Anya her whole life was undemanding in her domestic ways. She had not enough time, or money, to remodel her new apartment in a building on Forest Street, which unexpectedly became a wretchedly famous Moscow address. She dressed simply, yet tastefully. She was indifferent to jewelry and fancy clothing. The handle of her favorite black purse, which she carried with her on all her numerous trips to Chechnya, had been fixed with bandage tape, and it took a lot to force her to buy a new one. A hole of unknown origin gaped from the side of her ‘Zhiguli’ automobile, but she never wanted to buy a newer one. She loved to “master” new dishes, and followed the recipe’s demands of scrupulously and step by step. Unfortunately, she had little time to cook for herself. The only food in her house was always honey, cheese, bread, and tea.

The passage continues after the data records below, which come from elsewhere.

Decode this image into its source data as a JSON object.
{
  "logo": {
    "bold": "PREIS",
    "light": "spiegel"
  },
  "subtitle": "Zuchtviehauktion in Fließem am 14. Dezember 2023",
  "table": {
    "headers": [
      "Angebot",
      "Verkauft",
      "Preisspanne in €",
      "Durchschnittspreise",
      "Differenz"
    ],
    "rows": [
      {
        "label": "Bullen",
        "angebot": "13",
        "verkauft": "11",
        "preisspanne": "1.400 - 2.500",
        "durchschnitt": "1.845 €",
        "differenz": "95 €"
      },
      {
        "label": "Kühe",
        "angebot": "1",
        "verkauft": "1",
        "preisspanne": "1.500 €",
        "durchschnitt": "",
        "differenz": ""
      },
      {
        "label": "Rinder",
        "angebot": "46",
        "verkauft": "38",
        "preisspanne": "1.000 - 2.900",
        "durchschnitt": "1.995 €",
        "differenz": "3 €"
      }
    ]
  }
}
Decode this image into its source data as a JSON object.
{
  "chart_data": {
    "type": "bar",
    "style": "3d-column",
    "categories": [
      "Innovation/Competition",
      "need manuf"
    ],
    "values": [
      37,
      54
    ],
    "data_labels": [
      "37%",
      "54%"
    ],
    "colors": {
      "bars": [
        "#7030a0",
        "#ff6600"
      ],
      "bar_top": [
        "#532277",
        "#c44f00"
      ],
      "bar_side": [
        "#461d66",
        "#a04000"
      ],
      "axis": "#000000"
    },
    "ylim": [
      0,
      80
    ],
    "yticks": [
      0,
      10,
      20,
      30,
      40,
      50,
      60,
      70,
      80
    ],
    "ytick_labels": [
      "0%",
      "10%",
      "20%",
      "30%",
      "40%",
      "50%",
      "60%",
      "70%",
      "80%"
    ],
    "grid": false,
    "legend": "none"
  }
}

Our lives passed in front of our eyes, but for us it is still a mystery how Anya was able to exist in two parallel worlds. One was the usual one, where the majority of women live. Her other one was the world of a journalist involved in investigations and writing about painful topics, on the imperfections of society in its various manifestations, perceiving a stranger’s pain as her own, and exerting herself as much as she could to make at least one person a tiny bit happier. Anya devoted her “peaceful” life to her children, and was for them a true friend and adviser, and rushed to their class shows. We often sat in her kitchen together, drinking endless cups of tea and chatting about everything in the world, but trying never to touch that, which was her other life.

Anya was a remarkable conversationalist. She knew how to colorfully tell a tale, and also how to listen. One could always come to her for help. When my son was born, she left guests who had come for her birthday party in order to run by the maternity hospital and send me a congratulatory note (we had no cell phones back then). Anya could not stand indecisiveness and spinelessness. She treasured personal freedom. She was a very complex person, but we always understood that standing next to us was a true individual.

Anna WAS… It is impossible to get used to putting this sentence in the past tense. The pain of the waste that we are to endure still lies before us. For now it seems as if Anya has just gone away on yet another trip, but soon our answering machine will ring with her old: “Greetings, this is Anya Politkovskaya, I live across the street, call me”. Unfortunately now, no one can ever call her, not anywhere, but we are always talking to her in our thoughts. We miss you, Anyuta.